Other special situations:
- The fact that the immovable property is subject to usufruct, seizure, and mortgage does not prevent the elimination of its partnership. It should be sold with these rights, and in case of division in kind, these rights and claims should pass to each part.
- It is possible to convert the usufruct right established before 01.01.2002 into money at the request of the right holder. In the usufruct right established after 01.01.2002, the usufruct right holder must be included in the lawsuit according to Article 700 of the Turkish Civil Code.
Special Situations Regarding Lawsuits Filed by Creditors
- In lawsuits filed by the creditor of the indebted partner, if more than one immovable property is subject to the lawsuit, according to the amount of debt subject to enforcement proceedings, the value that will fall to the share of the indebted partner from the immovable properties as of the date of the lawsuit should be determined, and it should be decided to eliminate the partnership of enough immovable properties to cover the debt, and the request for excess should be rejected.
- In lawsuits filed by the creditor of the indebted partner; all partners (co-owners), including the indebted partner (co-owner), must be included in the lawsuit.
- In cases where a lawsuit for converting joint ownership to shared ownership is filed by the owners of the subject immovable property after the lawsuit for elimination of partnership is filed by the creditor according to Article 121 of the Enforcement and Bankruptcy Law, both lawsuits can be combined and heard, or the lawsuit for converting joint ownership to shared ownership can be made a preliminary issue in the lawsuit for elimination of partnership.
Fees and Trial Expenses
Since lawsuits for elimination of partnership are bilateral and produce similar results for the parties, trial expenses and attorney fees are imposed on the parties in proportion to their shares.

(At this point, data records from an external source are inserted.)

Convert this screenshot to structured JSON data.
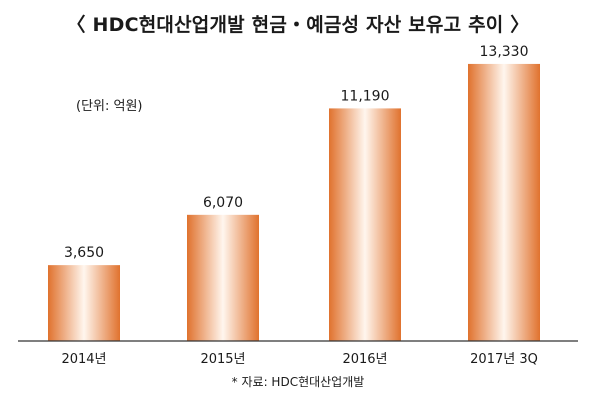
{
  "chart_data": {
    "type": "bar",
    "title": "〈 HDC현대산업개발 현금・예금성 자산 보유고 추이 〉",
    "unit_label": "(단위: 억원)",
    "categories": [
      "2014년",
      "2015년",
      "2016년",
      "2017년 3Q"
    ],
    "values": [
      3650,
      6070,
      11190,
      13330
    ],
    "value_labels": [
      "3,650",
      "6,070",
      "11,190",
      "13,330"
    ],
    "ylim": [
      0,
      14000
    ],
    "grid": false,
    "source": "* 자료: HDC현대산업개발",
    "colors": {
      "bar_edge": "#e0722e",
      "bar_center": "#fff6ee",
      "axis": "#333333"
    }
  }
}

Decision and judgment fee:
- In case of decision to eliminate the partnership of the immovable property through sale: 11.38 per thousand over the sale price
In this case, the fee is calculated over the amount obtained from the sale of the immovable property. For example, for an immovable property sold for 1,000,000 TL, the fee to be paid will be 11,380 TL. This rate is applied due to the realization of the sale transaction and the parties obtaining cash. The fee is usually deducted from the sale price and the remaining amount is distributed among the co-owners.
- In case of decision to eliminate the partnership of the immovable property through division in kind: 4.55 per thousand over the value of the immovable property
In division in kind, a lower rate of fee is charged over the value of the immovable property. For example, in case of division in kind of an immovable property with a value of 1,000,000 TL, the fee to be paid will be 4,550 TL. This rate is kept lower because there is no sale and only a physical division is made between the parties. The fee is usually distributed among the parties according to their share ratios.
- Elimination of partnership of movable properties: Subject to fixed decision and judgment fee
A fixed fee is charged for movable properties. This fee is a fixed amount determined independently of the value of the movable and is updated periodically.
Point to note: Since the Treasury is one of the institutions exempt from fees according to Article 13 of the Fees Law, in lawsuits for elimination of partnership of immovable properties where the Treasury is a co-owner, it should be decided to collect the remaining fee from the co-owners in proportion to their shares after deducting the part falling to the Treasury’s share.